Over a century and a half later, the unified German Empire had emerged as a major world power. In 1884, pursuant to the Berlin Conference, colonies were officially established on the African west coast, often in areas already inhabited by German missionaries and merchants. The following year gunboats were dispatched to East Africa to contest the Sultan of Zanzibar's claims of sovereignty over the mainland in what is today Tanzania. Settlements in modern Guinea and Nigeria's Ondo State failed within a year; those in Burundi, Cameroon, Namibia, Rwanda, Tanzania and Togo quickly grew into lucrative colonies. Together these six countries constituted Germany's African presence in the age of New Imperialism. They were invaded and largely occupied by the colonial forces of the Allied Powers during World War I, and in 1919 were transferred from German control by the League of Nations and divided between Belgium, France, Portugal, South Africa, and the United Kingdom.

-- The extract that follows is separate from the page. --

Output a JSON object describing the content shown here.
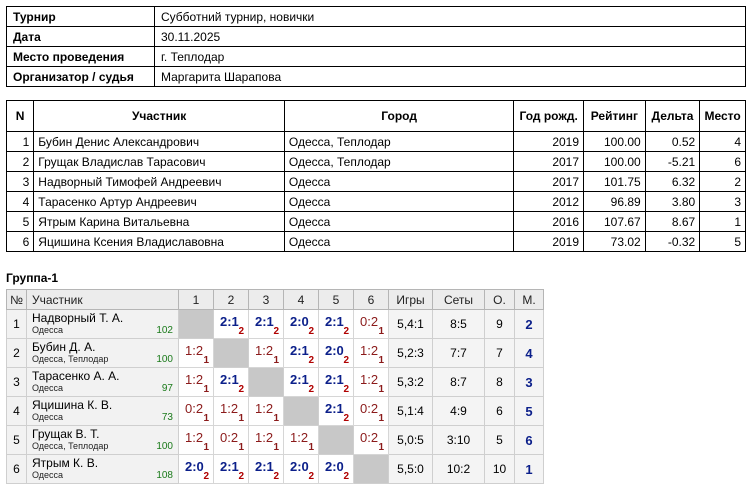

The six principal colonies of German Africa, along with native kingdoms and polities, were the legal precedents of the modern states of Burundi, Cameroon, Namibia, Rwanda, Tanzania, and Togo. Parts of contemporary Chad, the Central African Republic, Gabon, Ghana, Kenya, Mozambique, Nigeria, the Republic of the Congo, and Uganda were also under the control of German Africa at various points during its existence.